Nothing ever came of any of it, and I was OK soon enough.
But it was a cool experience because, you know, how
you can tell things about people and how they own up
and react to their adversities. This guy was a warbler, but a
really good guy too - the kind of sad person I'd trust with
a million dollars, to walk around the world with and just
know he'd bring it all back. Honorable, or stupid? I don't
know, but it left an imprint. By the same token now, he
was NOT an Avenel guy - he lived, as I recall, a few towns
away. An Avenel guy, in retrospect, might have just put it
in reverse and run me over a second time, just to be sure,
before he left. You see, that's an essential difference.
-
An essential difference now anyway. Back then nothing
much mattered. I was still breathing and I was still
squirming. The First Aid Squad building was like a
thousand feet away - if that happened nowadays,
I'd have been covered in safety foam in about two
minutes, gotten a citation for probably no helmet
and riding, maybe, the wrong way in traffic. The
driver would have been arrested, and cuffed and
beaten maybe if he moved wrong, the Fire Department
would have been there to clean the spill, the HazMat
geeks too, scrubbing the roadway and towing his
fuel-filled hazardous vehicle away, cops with fourteen
tons of paperwork and diagrams, drunks would have
poured out of Margee's, each giving some ass-backwards
account of what they didn't see, and I'd have been the
hot-wire tip of the local Internet Avenel site, local
Woodbridge Patch news bullshit and anything else
where everyone could opine either about the serious
dangers of the underpass, the way people drive way too
fast, the danger of a bar being near where kids ride their
bikes, the lackadaisical manner of the First Aid response,
how absolutely wonderful the Police and the Mayoral
response was overall, and the absolute necessity for
another supermarket in town because of the same sort
of traffic danger in the present Shop-Rite's anarchic
parking lot....So.
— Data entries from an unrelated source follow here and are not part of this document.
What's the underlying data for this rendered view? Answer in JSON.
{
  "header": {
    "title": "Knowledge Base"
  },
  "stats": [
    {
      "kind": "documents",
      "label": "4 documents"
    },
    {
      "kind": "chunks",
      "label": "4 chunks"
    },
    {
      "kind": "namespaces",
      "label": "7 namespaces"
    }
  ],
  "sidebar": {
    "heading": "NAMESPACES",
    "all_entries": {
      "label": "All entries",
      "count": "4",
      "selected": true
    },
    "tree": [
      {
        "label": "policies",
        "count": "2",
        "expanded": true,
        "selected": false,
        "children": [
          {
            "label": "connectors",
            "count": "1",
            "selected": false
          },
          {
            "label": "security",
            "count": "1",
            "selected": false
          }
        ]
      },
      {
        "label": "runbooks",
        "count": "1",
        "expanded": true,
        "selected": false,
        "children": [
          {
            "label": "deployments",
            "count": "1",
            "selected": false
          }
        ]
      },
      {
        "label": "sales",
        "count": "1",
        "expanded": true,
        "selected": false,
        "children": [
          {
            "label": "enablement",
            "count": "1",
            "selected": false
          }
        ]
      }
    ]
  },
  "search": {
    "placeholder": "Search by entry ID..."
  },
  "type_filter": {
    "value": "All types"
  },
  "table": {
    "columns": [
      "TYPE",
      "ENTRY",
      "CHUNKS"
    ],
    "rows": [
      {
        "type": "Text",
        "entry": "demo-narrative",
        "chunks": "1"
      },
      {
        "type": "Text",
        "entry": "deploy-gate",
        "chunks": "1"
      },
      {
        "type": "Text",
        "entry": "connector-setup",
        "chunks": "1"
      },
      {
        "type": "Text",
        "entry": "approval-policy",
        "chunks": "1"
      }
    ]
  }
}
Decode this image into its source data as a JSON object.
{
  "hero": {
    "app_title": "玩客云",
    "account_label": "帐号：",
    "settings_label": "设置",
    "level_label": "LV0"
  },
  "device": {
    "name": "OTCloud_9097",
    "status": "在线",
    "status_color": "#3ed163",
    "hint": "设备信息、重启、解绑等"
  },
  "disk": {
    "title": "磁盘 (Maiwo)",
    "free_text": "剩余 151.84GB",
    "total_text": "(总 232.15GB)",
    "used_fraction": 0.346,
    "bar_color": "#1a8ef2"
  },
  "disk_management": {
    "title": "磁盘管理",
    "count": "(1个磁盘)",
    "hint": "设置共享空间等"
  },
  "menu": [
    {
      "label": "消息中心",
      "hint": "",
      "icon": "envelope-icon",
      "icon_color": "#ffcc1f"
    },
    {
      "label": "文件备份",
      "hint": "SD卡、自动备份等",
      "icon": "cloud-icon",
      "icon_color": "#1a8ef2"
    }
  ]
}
Do you see what I mean? that's
Avenel too; present-day whiner capital of the state.
Oh, I forgot to mention, I'd probably have become in
about three years a millionaire after some Heeb
lawyer would have jumped on the case, ridden it
for all it was worth, kept me in a neck brace for
three years, and proved that I could no longer
think or pee. That's the world we live in.
-
Now, I know you're not supposed to go talking
like that, but who says? It sure was fun. Any sort
of malingering in my approach to things come from
Avenel. Little cheap fights on the street-corner. Lifting
things, a nickel and a dime at a time, from local stores.
messing around, just a tad, with some of the growing
local girls. Taking off, with a few other kids, to some
Saturday-afternoon place you know you weren't
supposed to be or even know about. I do have to
say though, none of us wore our pants halfway down
our ass. We had belts, and pocket-knives hanging
on them. We never beat anybody senseless for their
sneakers or ring or radio. If we went somewhere, yeah,
we just left our bicycles around, and they were there when
we came back - never even had heard of locks. What
I'm saying, I guess, is that 'destination is fate'. Maybe.
I know it was for me. Direct, overnight express delivery,
from Bayonne to this place called 'Avenel'. Went to sleep
one day there, the next day here. It was all good. All good.